The new regime that Fortune writer Jennifer Reingold described in 2013 at H.J. Heinz Co., was starkly austere: In the months after the 144-year-old food company had sold itself to Warren Buffett’s Berkshire Hathaway and the Brazilian-owned private equity firm 3G Capital for $29 billion, workers had seen a purge of top leadership; the elimination of individual offices for executives; limits on printer use and business cards; and deep cuts to areas that didn’t directly contribute revenue, including human resources, legal, and quality assurance.
It was all part of what Reingold called “the 3G way”—“a particularly unadulterated form of the private equity philosophy…that prizes efficiency above all.”

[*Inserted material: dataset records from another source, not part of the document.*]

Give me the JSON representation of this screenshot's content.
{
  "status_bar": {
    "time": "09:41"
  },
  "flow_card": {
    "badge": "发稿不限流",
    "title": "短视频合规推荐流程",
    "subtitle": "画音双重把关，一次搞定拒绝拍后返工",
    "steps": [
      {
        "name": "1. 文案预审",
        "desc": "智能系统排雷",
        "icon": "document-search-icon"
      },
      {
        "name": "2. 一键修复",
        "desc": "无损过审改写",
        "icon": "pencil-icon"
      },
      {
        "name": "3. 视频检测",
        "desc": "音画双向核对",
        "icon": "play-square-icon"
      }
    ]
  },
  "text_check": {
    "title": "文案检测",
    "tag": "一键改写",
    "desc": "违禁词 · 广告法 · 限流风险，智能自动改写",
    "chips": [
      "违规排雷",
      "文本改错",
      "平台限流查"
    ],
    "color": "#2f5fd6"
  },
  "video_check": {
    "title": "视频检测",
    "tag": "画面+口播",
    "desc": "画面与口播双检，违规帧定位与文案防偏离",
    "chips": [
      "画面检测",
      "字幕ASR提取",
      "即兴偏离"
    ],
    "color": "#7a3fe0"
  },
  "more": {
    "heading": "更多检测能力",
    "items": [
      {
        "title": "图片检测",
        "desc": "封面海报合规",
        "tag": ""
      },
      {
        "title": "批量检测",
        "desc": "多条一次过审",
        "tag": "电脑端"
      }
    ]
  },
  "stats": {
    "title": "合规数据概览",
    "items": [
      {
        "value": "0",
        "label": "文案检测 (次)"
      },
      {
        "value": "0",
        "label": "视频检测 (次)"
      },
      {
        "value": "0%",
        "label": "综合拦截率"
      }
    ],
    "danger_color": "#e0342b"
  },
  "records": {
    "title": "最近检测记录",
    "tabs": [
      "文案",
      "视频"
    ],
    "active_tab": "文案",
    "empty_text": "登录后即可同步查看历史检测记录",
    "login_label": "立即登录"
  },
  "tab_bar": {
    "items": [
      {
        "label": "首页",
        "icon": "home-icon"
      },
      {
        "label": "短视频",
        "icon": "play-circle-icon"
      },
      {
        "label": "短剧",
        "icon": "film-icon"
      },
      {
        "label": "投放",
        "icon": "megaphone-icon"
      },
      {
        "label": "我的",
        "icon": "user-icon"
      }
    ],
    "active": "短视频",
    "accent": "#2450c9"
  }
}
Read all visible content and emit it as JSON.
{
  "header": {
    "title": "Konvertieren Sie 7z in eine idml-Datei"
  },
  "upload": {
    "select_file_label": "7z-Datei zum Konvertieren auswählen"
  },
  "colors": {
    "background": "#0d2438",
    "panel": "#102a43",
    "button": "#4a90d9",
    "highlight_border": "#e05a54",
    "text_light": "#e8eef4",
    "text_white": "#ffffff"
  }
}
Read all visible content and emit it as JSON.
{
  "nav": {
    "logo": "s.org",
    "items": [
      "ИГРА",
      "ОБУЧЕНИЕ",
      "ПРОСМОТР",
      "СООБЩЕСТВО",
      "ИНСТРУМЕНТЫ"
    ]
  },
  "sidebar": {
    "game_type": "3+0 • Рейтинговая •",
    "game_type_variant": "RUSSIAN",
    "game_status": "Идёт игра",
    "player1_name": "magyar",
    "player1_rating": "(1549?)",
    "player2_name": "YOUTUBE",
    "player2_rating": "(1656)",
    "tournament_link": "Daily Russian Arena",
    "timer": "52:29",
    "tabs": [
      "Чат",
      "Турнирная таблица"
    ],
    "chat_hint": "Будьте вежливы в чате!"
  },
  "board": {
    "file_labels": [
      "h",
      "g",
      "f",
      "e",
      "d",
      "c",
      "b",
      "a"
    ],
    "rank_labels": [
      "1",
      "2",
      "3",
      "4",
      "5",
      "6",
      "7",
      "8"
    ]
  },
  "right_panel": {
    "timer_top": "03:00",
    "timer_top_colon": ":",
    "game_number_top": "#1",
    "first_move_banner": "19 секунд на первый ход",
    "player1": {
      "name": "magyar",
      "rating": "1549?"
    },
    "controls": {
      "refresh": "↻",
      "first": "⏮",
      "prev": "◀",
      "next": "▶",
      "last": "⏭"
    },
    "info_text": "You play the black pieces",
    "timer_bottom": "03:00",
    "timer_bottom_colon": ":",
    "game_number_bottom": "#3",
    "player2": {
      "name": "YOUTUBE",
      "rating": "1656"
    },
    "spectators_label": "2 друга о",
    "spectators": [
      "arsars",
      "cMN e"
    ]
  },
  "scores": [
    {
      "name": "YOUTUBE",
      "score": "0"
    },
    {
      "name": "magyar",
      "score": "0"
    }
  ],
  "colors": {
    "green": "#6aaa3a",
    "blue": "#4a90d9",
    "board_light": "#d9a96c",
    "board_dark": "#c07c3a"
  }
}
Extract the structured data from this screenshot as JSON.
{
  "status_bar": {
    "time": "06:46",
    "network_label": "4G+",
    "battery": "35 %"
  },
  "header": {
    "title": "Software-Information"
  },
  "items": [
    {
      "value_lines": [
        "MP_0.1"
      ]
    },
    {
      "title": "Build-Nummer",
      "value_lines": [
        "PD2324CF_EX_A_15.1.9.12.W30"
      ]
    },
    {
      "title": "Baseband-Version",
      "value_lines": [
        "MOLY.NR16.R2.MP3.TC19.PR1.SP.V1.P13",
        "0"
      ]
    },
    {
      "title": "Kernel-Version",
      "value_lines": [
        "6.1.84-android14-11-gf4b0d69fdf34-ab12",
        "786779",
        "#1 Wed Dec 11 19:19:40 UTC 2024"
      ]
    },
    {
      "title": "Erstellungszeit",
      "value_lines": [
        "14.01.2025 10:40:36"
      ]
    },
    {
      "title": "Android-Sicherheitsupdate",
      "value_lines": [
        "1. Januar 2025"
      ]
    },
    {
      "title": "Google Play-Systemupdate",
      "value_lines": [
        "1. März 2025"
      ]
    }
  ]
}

“People are relevant, yes, but explicitly as a function of what they contribute to the bottom line,” she explained. “Everything is measured; the leanest, meanest operation is the winner.”
3G had seen smashing results with this approach at other companies, Reingold wrote, citing dramatic increases in Ebitda margins at AB InBev and a 33% increase in profits at Burger King. “Everyone talks the talk [about efficient management], but 3G really does it,” Bill Ackman of Pershing Square Capital Management told her. “These guys are the best.”
Be that as it may, 12 years later, the answer to the central question of the story—“Will it work?”—is clear: It did not work.
On Tuesday, Kraft Heinz—the entity formed in a 2015 merger and touted at the time by 3G and Berkshire Hathaway as a cost-cutting and growth-boosting move—announced that it will break into two companies. “The separation comes after a decade of underperformance,” wrote Fortune’s Eva Roytburg. “Since Kraft and Heinz merged in 2015, the stock has lost more than $57 billion in market capitalization, been battered by $15 billion in write-downs, and weathered waves of consumer rejection as shoppers turn away from processed staples.”
The breakup is one of several recently in Big Food, including the 2023 split of Kellogg and the planned spinoff of Keurig Dr Pepper’s coffee brands. Creating two companies out of Kraft Heinz may offer some efficiencies, but it doesn’t solve the larger problem, a cultural shift away from ultraprocessed foods, Roytburg wrote.
And, she added: “For Buffett, the split is a symbolic closing chapter on a rare investing miscalculation. As the Oracle of Omaha prepares to hand over the reins to Greg Abel at year’s end, Kraft Heinz will stand as a cautionary tale: Even the most iconic brands can’t outrun shifting consumer tastes.”